The hackers breached US Edtech giant Powerschool several months before the “large” data breaches in December, according to a now-released forensic report on an incident conducted by US cybersecurity company Crowdstrike.
In a letter sent to affected customers last week, TechCrunch saw, PowerSchool confirmed that investigation into the incident revealed that its network had “experienced fraudulent activity prior to December.”
PowerSchool previously said it had detected unauthorized access to the system during December 19th until it discovered a compromise on December 28th, 2024.
In the Report, Crowdstrike said that hackers using the same compromised support qualification used in the December violation to access PowerSchool's network between August 16, 2024 and September 17, 2024, to access PowerSchool's PowerShool PowerSource, used their qualifications to access the same customer support portal registered with PowerSchool's Breach.
PowerSource “permits support technicians who have sufficient authority to access the customer SIS database instance for maintenance purposes,” according to CrowdStrike.
CrowdStrike said PowerSchool's log data “has not returned enough” and thus failed to find “sufficient evidence resulting from the threat actors responsible for the activity in December 2024.” However, Crowdstrike's findings suggest that if the enforced eligibility changed earlier, a December Powerschool violation could have been prevented.

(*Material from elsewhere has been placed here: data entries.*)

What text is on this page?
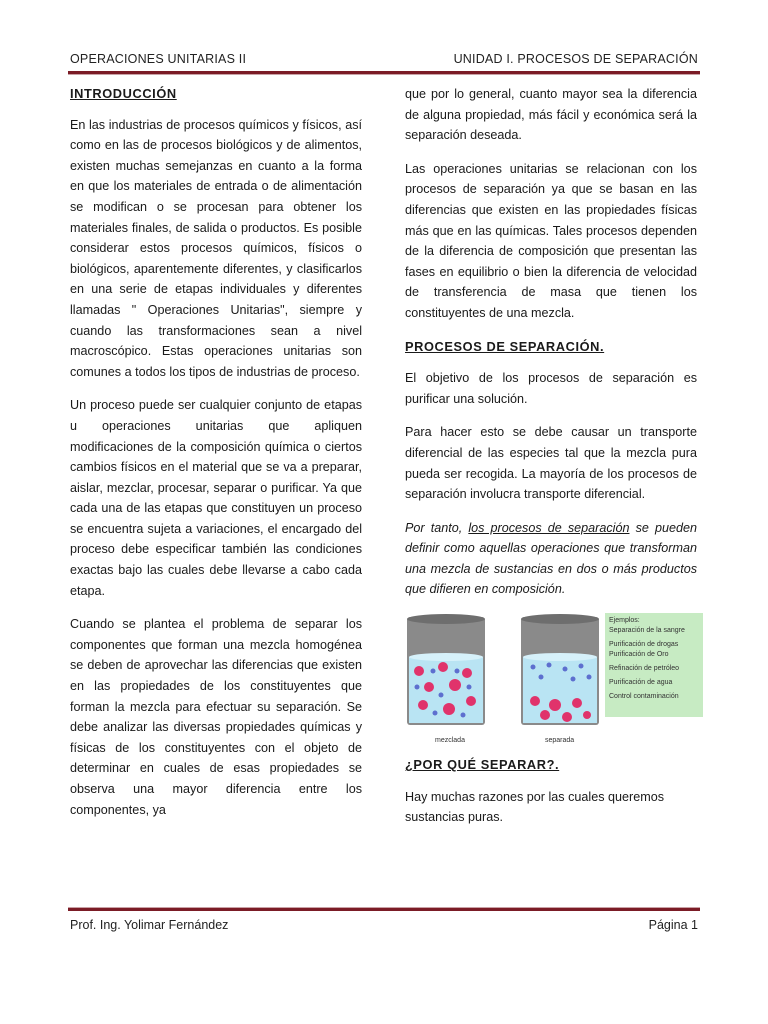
OPERACIONES UNITARIAS II	UNIDAD I. PROCESOS DE SEPARACIÓN
INTRODUCCIÓN

En las industrias de procesos químicos y físicos, así como en las de procesos biológicos y de alimentos, existen muchas semejanzas en cuanto a la forma en que los materiales de entrada o de alimentación se modifican o se procesan para obtener los materiales finales, de salida o productos. Es posible considerar estos procesos químicos, físicos o biológicos, aparentemente diferentes, y clasificarlos en una serie de etapas individuales y diferentes llamadas " Operaciones Unitarias", siempre y cuando las transformaciones sean a nivel macroscópico. Estas operaciones unitarias son comunes a todos los tipos de industrias de proceso.

Un proceso puede ser cualquier conjunto de etapas u operaciones unitarias que apliquen modificaciones de la composición química o ciertos cambios físicos en el material que se va a preparar, aislar, mezclar, procesar, separar o purificar. Ya que cada una de las etapas que constituyen un proceso se encuentra sujeta a variaciones, el encargado del proceso debe especificar también las condiciones exactas bajo las cuales debe llevarse a cabo cada etapa.

Cuando se plantea el problema de separar los componentes que forman una mezcla homogénea se deben de aprovechar las diferencias que existen en las propiedades de los constituyentes que forman la mezcla para efectuar su separación. Se debe analizar las diversas propiedades químicas y físicas de los constituyentes con el objeto de determinar en cuales de esas propiedades se observa una mayor diferencia entre los componentes, ya

que por lo general, cuanto mayor sea la diferencia de alguna propiedad, más fácil y económica será la separación deseada.

Las operaciones unitarias se relacionan con los procesos de separación ya que se basan en las diferencias que existen en las propiedades físicas más que en las químicas. Tales procesos dependen de la diferencia de composición que presentan las fases en equilibrio o bien la diferencia de velocidad de transferencia de masa que tienen los constituyentes de una mezcla.

PROCESOS DE SEPARACIÓN.

El objetivo de los procesos de separación es purificar una solución.

Para hacer esto se debe causar un transporte diferencial de las especies tal que la mezcla pura pueda ser recogida. La mayoría de los procesos de separación involucra transporte diferencial.

Por tanto, los procesos de separación se pueden definir como aquellas operaciones que transforman una mezcla de sustancias en dos o más productos que difieren en composición.

mezclada	separada
Ejemplos:
Separación de la sangre
Purificación de drogas Purificación de Oro
Refinación de petróleo
Purificación de agua
Control contaminación
¿POR QUÉ SEPARAR?.

Hay muchas razones por las cuales queremos sustancias puras.

Prof. Ing. Yolimar Fernández	Página 1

When asked by TechCrunch on Monday, PowerSchool spokesman Beth Keebler refused to say whether the company was aware of previous access to the network prior to the release of Crowdstrike's report.
Many questions remain about PowerSchool violations, including the total number of affected individuals. PowerSchool repeatedly refused to provide accurate numbers, but reports suggest that personal information from more than 60 million students has been accessed.